Have you ever gotten a call from a telemarketing company trying to offer you that last-minute deal on insurance or a new security system? You probably have. In the last few years the humans who used to attempt to reason with the angry recipient of the call got replaced by a friendly computer secretary who seems much too happy to help you as you scream at it for wasting yet another minute you’ll never get back. You might be wondering what my point in all this is… well let me explain. Next time you are the unfortunate recipient of that call try listening to the computer’s responses. The conversation usually goes a little something like this.
Friendly computer lady- HELLO! (super enthusiastic like) How are you today?
This is where it gets interesting. You can literally say anything you want here–great, terrible, meh, got milk? The computer will most certainly answer with, “I’m good, thanks for asking,” or something eerily similar. That is because the computer is set up to anticipate your response which in almost every case is usually, “I’m fine.” People generally don’t open up to strangers about how they are really doing and thus respond with something automatic and positive yet vague, or they are actually having a pleasant day, and it’s truthful. (Or that is my theory at least.)

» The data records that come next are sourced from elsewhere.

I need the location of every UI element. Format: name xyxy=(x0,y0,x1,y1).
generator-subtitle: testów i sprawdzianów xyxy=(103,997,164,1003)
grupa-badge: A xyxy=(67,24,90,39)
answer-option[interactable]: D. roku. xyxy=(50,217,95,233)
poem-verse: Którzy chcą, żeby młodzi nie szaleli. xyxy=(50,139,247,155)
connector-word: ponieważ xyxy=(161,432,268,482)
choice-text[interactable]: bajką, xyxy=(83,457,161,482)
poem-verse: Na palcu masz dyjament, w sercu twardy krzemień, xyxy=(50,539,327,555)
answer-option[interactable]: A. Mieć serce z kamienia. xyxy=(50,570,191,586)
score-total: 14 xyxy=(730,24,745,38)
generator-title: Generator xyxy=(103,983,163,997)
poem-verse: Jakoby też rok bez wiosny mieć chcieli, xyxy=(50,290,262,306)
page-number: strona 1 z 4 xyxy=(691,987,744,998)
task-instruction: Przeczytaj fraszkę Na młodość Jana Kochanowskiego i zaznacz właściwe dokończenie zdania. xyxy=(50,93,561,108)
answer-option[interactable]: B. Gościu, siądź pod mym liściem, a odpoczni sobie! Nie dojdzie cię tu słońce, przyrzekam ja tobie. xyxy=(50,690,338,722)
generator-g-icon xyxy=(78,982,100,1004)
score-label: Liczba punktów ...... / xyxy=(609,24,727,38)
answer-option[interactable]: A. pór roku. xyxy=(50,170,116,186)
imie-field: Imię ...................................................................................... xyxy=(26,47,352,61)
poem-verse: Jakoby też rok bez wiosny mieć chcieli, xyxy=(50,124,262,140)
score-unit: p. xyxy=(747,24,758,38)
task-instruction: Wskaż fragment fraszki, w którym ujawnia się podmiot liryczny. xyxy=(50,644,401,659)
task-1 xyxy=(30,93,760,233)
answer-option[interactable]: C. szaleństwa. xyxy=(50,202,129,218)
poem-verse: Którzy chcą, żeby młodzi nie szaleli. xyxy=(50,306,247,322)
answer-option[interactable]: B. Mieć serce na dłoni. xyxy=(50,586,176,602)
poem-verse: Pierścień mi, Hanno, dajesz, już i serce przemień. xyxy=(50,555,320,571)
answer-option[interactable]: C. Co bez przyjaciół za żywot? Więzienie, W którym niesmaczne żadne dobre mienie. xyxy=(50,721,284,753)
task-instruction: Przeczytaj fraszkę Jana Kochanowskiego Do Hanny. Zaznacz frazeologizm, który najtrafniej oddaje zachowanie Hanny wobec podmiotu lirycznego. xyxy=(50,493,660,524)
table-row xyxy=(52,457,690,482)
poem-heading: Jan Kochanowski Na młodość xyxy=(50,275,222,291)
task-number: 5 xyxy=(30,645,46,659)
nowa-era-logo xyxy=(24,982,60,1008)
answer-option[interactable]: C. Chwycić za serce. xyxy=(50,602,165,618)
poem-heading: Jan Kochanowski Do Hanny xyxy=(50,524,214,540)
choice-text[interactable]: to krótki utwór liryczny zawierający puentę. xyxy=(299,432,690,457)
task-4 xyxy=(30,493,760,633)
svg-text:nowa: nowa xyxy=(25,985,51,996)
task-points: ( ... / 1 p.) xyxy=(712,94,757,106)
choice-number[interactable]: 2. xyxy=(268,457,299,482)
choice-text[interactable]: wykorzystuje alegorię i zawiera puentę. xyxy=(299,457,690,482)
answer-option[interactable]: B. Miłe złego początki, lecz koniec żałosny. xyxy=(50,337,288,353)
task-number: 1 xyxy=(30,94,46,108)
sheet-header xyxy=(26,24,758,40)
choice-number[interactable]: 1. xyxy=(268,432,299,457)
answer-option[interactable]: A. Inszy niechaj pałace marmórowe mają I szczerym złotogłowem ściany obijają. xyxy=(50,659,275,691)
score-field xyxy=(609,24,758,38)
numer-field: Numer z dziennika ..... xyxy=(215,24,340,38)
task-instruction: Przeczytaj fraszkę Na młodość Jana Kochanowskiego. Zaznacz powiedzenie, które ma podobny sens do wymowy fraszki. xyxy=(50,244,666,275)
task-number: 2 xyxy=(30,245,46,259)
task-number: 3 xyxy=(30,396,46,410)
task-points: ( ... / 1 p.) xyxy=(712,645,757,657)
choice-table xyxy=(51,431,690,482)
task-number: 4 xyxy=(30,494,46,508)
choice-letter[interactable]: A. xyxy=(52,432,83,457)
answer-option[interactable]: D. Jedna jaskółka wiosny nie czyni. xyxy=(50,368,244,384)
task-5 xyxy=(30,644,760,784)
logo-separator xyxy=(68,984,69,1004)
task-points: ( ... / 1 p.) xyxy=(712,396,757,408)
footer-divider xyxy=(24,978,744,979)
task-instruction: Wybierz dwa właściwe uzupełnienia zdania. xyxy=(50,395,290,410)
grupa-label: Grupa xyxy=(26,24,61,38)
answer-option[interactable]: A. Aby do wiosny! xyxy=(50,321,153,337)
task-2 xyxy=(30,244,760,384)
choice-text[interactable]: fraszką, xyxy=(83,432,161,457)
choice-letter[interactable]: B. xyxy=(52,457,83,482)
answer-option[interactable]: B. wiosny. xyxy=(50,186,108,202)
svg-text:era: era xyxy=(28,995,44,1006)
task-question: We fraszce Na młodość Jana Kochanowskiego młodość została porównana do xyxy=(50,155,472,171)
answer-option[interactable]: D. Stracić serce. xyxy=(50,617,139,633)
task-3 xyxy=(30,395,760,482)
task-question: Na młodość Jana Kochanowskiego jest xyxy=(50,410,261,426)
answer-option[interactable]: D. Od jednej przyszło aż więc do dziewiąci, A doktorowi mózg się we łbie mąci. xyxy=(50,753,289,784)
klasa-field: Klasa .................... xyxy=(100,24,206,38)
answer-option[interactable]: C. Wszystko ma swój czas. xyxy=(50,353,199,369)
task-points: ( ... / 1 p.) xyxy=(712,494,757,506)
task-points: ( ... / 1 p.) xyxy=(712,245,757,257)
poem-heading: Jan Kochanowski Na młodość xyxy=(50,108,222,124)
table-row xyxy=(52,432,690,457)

That scenario is much like the introductions I make when I am meeting people for the first time. In 90% of cases the scripted responses I rely on when meeting strangers works in my favor, and no one is the wiser that I have Autism. However, about 10% of the time when I make my introduction speech they will decide to go off-script, and no one knows what is going to come out of my mouth. It’s too bad spoken word can’t be typed out into entire sentences only to be backspaced if they are entirely too inappropriate or need to be edited before saying them officially. Each time I meet someone I’ve never met before gives me a little more practice at making my introductions just a little less awkward. I won’t ever be flawless, but it might be my quirkiness that adds to my charm. That being said, let me introduce myself a little better.
Hi! My name is Sara Kerkstra, and I have Autism. I didn’t choose to be this way, and every day is a challenge, but I wouldn’t change anything about myself. Life is very interesting to say the least. My hope is that by sharing my life experiences (the good, the bad, and the entertaining) I will help at least one other person out there who is struggling with any number of the issues that Autism can cause in a world where most people are still ignorant to what Autism is and how it works. I am not a doctor, a certified counselor/social worker, a brain surgeon, or rocket scientist, but I believe my nearly 25 years of experience living with Autism does make me qualified enough to give advice that is rooted in fact and, of course, trial and error.* I look forward to providing my take on Autism and all the fun kooky stories it creates along the way. I hope you will stay tuned for more coming very soon. Until next time– Stay different, stay positive, and always remember, nobody’s perfect.
*Disclosure: I cannot diagnose anyone, nor should my advice be used solely as a means of treating or trying to cope with Autism or any other health related disability or illness. Please keep in contact with a health care provider or counselor and use your best judgement whether or not to begin any new lifestyle changes recommended in any of my blogs. What worked for me may not work for someone else as we are all different and unique in our own ways.